What Is Wasabi Other Purpose?

Historically, wasabi served a practical purpose: it masked fish odors and was known to halt bacterial growth, preventing food spoilage. Its association with sushi began in the latter part of the Edo period (1603-1867), when it started being added to hand-rolled sushi.

With sushi's global popularity, wasabi's prominence has soared.

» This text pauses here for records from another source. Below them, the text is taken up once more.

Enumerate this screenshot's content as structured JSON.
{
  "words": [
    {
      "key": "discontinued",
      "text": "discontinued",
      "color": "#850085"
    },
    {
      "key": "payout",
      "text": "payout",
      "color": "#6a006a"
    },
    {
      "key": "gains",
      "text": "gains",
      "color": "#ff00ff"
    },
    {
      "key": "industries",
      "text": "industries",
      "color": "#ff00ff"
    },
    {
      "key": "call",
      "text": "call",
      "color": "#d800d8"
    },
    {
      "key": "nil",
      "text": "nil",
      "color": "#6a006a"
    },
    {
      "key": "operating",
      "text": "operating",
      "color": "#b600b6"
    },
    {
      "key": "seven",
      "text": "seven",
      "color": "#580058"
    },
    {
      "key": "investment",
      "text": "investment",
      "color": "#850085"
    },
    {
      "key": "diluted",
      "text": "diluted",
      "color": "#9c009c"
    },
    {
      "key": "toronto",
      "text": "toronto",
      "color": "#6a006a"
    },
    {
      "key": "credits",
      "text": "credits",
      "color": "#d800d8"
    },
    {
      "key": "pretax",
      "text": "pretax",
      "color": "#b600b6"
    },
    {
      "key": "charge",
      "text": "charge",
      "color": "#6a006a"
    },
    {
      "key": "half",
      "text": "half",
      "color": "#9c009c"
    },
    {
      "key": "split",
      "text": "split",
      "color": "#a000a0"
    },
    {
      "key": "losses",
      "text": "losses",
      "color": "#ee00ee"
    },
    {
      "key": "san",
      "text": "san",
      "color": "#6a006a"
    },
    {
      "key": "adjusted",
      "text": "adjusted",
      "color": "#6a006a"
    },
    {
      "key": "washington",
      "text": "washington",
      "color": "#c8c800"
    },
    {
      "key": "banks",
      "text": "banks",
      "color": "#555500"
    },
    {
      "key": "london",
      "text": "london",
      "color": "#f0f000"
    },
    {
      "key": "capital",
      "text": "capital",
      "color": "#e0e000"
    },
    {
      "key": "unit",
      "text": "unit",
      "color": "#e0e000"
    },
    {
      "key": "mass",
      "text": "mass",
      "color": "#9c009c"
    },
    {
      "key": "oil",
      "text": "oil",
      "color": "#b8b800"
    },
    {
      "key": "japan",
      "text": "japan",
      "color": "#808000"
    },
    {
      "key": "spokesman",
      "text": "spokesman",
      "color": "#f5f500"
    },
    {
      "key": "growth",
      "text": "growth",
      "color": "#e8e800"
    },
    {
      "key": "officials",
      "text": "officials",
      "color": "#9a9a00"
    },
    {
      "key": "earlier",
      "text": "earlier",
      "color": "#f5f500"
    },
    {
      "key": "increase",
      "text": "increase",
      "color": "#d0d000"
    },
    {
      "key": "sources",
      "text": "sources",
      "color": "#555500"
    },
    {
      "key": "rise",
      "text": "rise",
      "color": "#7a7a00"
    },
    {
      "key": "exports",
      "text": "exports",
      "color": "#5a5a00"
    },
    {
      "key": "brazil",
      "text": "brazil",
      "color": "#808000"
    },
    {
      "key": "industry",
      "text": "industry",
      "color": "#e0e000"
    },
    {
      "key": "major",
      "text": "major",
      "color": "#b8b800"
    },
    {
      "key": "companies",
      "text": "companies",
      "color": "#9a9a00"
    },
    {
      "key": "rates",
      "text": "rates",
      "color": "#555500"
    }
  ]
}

It's no longer exclusive to Japanese dishes; it's found its way into steaks, occasionally replacing horseradish with roast beef, and as a secret touch in various sauces and dressings.

Thanks to its distinctive sharpness and refreshing flavor, wasabi continues to intrigue chefs and food enthusiasts, finding its place in diverse culinary traditions beyond just Japanese cuisine.

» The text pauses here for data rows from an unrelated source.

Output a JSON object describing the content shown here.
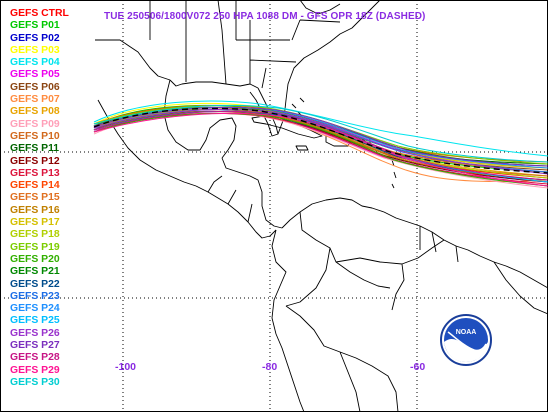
{
  "title": "TUE 250506/1800V072  250 HPA 1088 DM - GFS OPR 18Z (DASHED)",
  "legend": [
    {
      "label": "GEFS CTRL",
      "color": "#ff0000"
    },
    {
      "label": "GEFS P01",
      "color": "#00c800"
    },
    {
      "label": "GEFS P02",
      "color": "#0000cd"
    },
    {
      "label": "GEFS P03",
      "color": "#ffff00"
    },
    {
      "label": "GEFS P04",
      "color": "#00e5ee"
    },
    {
      "label": "GEFS P05",
      "color": "#ee00ee"
    },
    {
      "label": "GEFS P06",
      "color": "#8b4513"
    },
    {
      "label": "GEFS P07",
      "color": "#ff8c40"
    },
    {
      "label": "GEFS P08",
      "color": "#e8a400"
    },
    {
      "label": "GEFS P09",
      "color": "#ff9fb8"
    },
    {
      "label": "GEFS P10",
      "color": "#d2691e"
    },
    {
      "label": "GEFS P11",
      "color": "#006400"
    },
    {
      "label": "GEFS P12",
      "color": "#8b0000"
    },
    {
      "label": "GEFS P13",
      "color": "#dc143c"
    },
    {
      "label": "GEFS P14",
      "color": "#ff4500"
    },
    {
      "label": "GEFS P15",
      "color": "#e07020"
    },
    {
      "label": "GEFS P16",
      "color": "#c08000"
    },
    {
      "label": "GEFS P17",
      "color": "#d4c000"
    },
    {
      "label": "GEFS P18",
      "color": "#b0d000"
    },
    {
      "label": "GEFS P19",
      "color": "#7ccd00"
    },
    {
      "label": "GEFS P20",
      "color": "#32b000"
    },
    {
      "label": "GEFS P21",
      "color": "#008800"
    },
    {
      "label": "GEFS P22",
      "color": "#004c8c"
    },
    {
      "label": "GEFS P23",
      "color": "#1e6ee6"
    },
    {
      "label": "GEFS P24",
      "color": "#1e90ff"
    },
    {
      "label": "GEFS P25",
      "color": "#00bfff"
    },
    {
      "label": "GEFS P26",
      "color": "#9932cc"
    },
    {
      "label": "GEFS P27",
      "color": "#7b2fbe"
    },
    {
      "label": "GEFS P28",
      "color": "#c71585"
    },
    {
      "label": "GEFS P29",
      "color": "#ff1493"
    },
    {
      "label": "GEFS P30",
      "color": "#00ced1"
    }
  ],
  "longitude_labels": {
    "w100": "-100",
    "w80": "-80",
    "w60": "-60"
  },
  "logo_text": "NOAA",
  "colors": {
    "title": "#8a2be2",
    "coastline": "#000000",
    "grid": "#000000",
    "background": "#ffffff"
  }
}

How Is Wasabi Used In Japanese Cuisine?

Sushi: Typically accompanied by wasabi, sushi occasionally incorporates it within the rice. The spicy punch of wasabi complements raw fish and elevates dense rolls.

Sashimi: This raw fish delicacy usually comes with a dab of wasabi. It accentuates the fish's flavor and counterbalances its rich consistency.

Ramen: For those seeking a zesty twist, wasabi can be stirred into ramen broth. It particularly harmonizes with pork-rich broths and fiery toppings.

Soba: These buckwheat noodles often come with a wasabi paste side. Blending the wasabi into the chilled dipping sauce introduces an added layer of flavor to the dish.

How Can You Tell The Difference Between Real Wasabi Vs. Fake Wasabi?

To discern between authentic and imitation wasabi, start by examining its texture. Genuine wasabi, when freshly grated, has a coarse, gritty feel. In contrast, a creamy and pasty consistency often suggests a horseradish-based substitute.

In upscale sushi establishments, chefs prioritize freshness. They precisely grate just the right amount of wasabi to complement the sushi's flavor and enhance the fish's taste. This freshly grated wasabi is typically tucked between the sushi's topping and rice, ensuring it remains fresh. If you notice a chef periodically grating a green substance, it's likely authentic wasabi.

Authentic wasabi boasts a multifaceted taste, beginning with a sharp spiciness that mellows into a sweet, refreshing afterglow. This contrasts with imitation wasabi, which delivers a bold and prolonged burn, lacking the subtlety of the real deal.

In terms of appearance, genuine wasabi presents a muted green hue, while its counterfeit often sports a vibrant green, thanks to additives like artificial dyes or spinach juice. Imitation wasabi, with its extended shelf life, is typically offered in paste or powder form, ready to be combined with water.

Why Is Wasabi Oftenly Paired With Sushi?

Wasabi is traditionally paired with sushi for several reasons:

1. Flavor Enhancement: Wasabi adds a pungent kick that complements the subtle flavors of fish and rice, elevating the overall taste experience.

2. Antimicrobial Properties: Historically, wasabi was used because of its natural antimicrobial qualities. It could help reduce the risk of foodborne illnesses, especially with raw fish dishes.

3. Texture Contrast: The gritty texture of freshly grated wasabi provides a nice contrast to the soft and smooth texture of sushi.

4. Culinary Tradition: The pairing of wasabi with sushi has deep roots in Japanese culinary practices. Over time, this combination has become a staple, setting a standard for sushi consumption worldwide.

5. Sensory Experience: The sharp sensation that wasabi provides stimulates the nasal passages, offering a unique sensory experience that differs from the usual tongue-based spiciness.

Incorporating wasabi into sushi serves both practical and sensory purposes, enhancing the overall dining experience.